TRAZOS ANÓNIMOS

Como ocurría con los viejos maestros que no firmaban sus obras y de los cuales la posteridad apenas conoce el nombre de pila o su lugar de origen, existen en la actualidad artistas cuya identidad permanece oculta. Realizan sus obras furtivamente y las firman con nombres ficticios; corren teorías encontradas sobre sus personalidades, lo cual acrecienta el interés en torno a ellos. No se trata, como en el caso de los antiguos pintores medievales, de humildes artesanos sin ansia de gloria que desarrollaban su tarea en el más modesto de los anonimatos. Son oscuros pero gustan de saltar a la palestra, son un enigma y a la vez un espectáculo, son estelares a su opaca manera. En su momento formaron parte de un movimiento marginal pero en los últimos años han entrado con fuerza en el mercado del arte, lo cual choca frontalmente con su esencia primera. Son los antiguos grafiteros, reconvertidos en estrellas. Habrá que cambiarle el nombre a su actividad. Démosle la bienvenida al arte urbano.
 
En tiempos, un grafiti equivalía invariablemente a un problema. Suciedad, vandalismo, gastos de limpieza. Un molesto impuesto más de la vida ciudadana. Desde hace un tiempo, los medios de comunicación nos muestran ejemplos que contradicen esta idea. Una pintura en una puerta o una pared, realizada al amparo de la noche por según qué mano, puede equivaler a una fortuna. Hará cosa de un mes leí en la prensa la siguiente noticia: la policía palestina había confiscado una puerta decorada por el artista callejero conocido por el sobrenombre de Banksy. ¿La causa de tal confiscación? La persona en cuyo poder se encontraba, un artista local, la había adquirido por unos 16o euros. El vendedor, un padre de familia numerosa, se había dado cuenta ―demasiado tarde― de que había sido víctima de un engaño. Porque las obras de Banksy se cotizan en el mercado del arte con precios en torno al medio millón de dólares.

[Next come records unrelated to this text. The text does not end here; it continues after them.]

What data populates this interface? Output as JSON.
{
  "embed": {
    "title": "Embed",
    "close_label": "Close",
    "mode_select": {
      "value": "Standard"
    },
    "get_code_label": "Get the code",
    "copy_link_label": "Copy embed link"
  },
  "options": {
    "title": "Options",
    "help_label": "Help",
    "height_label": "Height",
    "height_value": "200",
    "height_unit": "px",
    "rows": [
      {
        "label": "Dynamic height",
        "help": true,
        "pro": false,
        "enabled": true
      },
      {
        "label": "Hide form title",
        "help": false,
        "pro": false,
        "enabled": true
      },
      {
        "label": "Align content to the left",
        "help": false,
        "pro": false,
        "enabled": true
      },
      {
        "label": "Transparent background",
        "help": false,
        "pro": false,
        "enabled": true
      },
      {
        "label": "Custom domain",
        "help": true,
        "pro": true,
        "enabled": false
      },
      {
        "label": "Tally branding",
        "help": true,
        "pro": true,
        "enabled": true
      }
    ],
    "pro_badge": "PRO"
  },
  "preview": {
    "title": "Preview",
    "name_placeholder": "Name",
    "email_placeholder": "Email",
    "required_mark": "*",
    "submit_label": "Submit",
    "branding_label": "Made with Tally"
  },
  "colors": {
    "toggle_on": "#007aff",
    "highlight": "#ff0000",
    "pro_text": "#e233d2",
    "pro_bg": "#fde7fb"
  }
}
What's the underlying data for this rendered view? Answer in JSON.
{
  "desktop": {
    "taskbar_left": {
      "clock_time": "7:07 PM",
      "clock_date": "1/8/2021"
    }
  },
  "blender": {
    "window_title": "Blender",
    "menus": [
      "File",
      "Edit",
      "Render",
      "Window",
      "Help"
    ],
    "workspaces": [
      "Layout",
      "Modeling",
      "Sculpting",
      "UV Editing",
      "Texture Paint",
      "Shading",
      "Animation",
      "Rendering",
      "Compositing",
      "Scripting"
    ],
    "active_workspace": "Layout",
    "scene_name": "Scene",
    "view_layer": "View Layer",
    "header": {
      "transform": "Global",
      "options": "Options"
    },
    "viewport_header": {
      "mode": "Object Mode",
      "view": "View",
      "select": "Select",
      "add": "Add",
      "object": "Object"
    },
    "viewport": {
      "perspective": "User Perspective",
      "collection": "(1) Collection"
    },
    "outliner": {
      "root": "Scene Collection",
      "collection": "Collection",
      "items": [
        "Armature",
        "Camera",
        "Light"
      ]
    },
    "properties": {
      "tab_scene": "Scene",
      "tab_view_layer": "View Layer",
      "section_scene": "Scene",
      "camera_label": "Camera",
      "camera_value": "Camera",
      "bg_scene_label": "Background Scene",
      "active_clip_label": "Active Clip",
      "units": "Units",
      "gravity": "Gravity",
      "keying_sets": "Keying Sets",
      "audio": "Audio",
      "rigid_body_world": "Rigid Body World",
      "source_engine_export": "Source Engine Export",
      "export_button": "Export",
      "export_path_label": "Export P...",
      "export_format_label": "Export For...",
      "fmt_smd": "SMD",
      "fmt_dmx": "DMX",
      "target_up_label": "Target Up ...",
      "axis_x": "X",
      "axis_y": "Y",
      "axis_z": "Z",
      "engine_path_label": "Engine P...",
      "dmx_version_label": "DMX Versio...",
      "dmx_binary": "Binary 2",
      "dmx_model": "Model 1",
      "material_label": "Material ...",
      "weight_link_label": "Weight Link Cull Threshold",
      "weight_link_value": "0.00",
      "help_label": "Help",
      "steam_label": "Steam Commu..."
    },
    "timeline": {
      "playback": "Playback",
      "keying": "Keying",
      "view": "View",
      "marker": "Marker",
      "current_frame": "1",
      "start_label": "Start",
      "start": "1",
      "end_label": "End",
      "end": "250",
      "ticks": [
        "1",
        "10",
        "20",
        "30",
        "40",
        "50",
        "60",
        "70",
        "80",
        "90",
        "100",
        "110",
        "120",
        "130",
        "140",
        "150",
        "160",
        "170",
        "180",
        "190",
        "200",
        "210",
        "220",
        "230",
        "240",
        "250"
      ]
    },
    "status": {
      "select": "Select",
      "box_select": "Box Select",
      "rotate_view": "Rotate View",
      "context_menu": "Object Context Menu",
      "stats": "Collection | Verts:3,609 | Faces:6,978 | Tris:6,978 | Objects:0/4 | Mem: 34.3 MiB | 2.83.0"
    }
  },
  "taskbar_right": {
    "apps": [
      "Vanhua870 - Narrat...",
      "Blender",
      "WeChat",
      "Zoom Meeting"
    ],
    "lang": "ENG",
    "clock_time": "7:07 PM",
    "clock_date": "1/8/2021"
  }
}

Polémicas aparte, a mí lo que me impresionó fue la imagen que acompañaba a la noticia. La pintura había sido realizada en la puerta de una casa derruida ―una de tantas― de la franja de Gaza. En aquella pieza que permanecía milagrosamente en pie en medio de los escombros, se veía una figura de mujer con la cara cubierta y el cuerpo agazapado que, en un gesto de desaliento, se lleva la mano al rostro. Es una pintura vibrante, enérgica, llena de expresividad. El símbolo de la desesperación de todo un colectivo humano.


Banksy es un artista británico que lleva desde los años 80 esparciendo su pintura por los muros de variados lugares del planeta. Es muy entretenido leer las teorías que corren por la red sobre su identidad y sus características personales; se parecen en cierta medida a los testimonios de los que presencian un acto delictivo y dan sus versiones a la policía. Este Robin Hood de las artes ha decorado paredes de medio mundo y ha tenido la osadía de introducirse a colgar de forma clandestina alguna de sus obras en museos como el MOMA o la Tate Modern. Todo un personaje. Pero anécdotas aparte, basta echar un vistazo al sinfín de imágenes que nos asaltarán apenas escribamos su nombre en un buscador de Internet, para darnos cuenta de su imaginación y la fuerza expresiva de sus creaciones. Las pinturas de Banksy son agudas, irónicas, divertidas, provocativas, poéticas. Exploran lo mismo el mundo actual que los grandes temas de siempre para apartarse de lo establecido y ofrecer un punto de vista sorprendente. Tiene, además, la enorme capacidad ―imprescindible en un artista urbano― de aprovechar al máximo el emplazamiento que la ciudad le ofrece, logrando una perfecta simbiosis entre el entorno y la imagen por él creada. A mí me parece que posee un talento extraordinario. Me ha costado elegir entre sus múltiples creaciones. Dejo a continuación tres de mis favoritas: el empleado municipal que limpia meticulosamente unas pinturas prehistóricas, el manifestante con la cara tapada que arroja un ramo de flores en lugar de un cóctel molotov, la niña que riega una antena de televisión de la que, milagrosamente, van surgiendo brotes. Magia pura. Qué no daría yo por encontrarme una mañana con que la mano anónima de este salteador de paredes ha decorado la fachada de mi casa.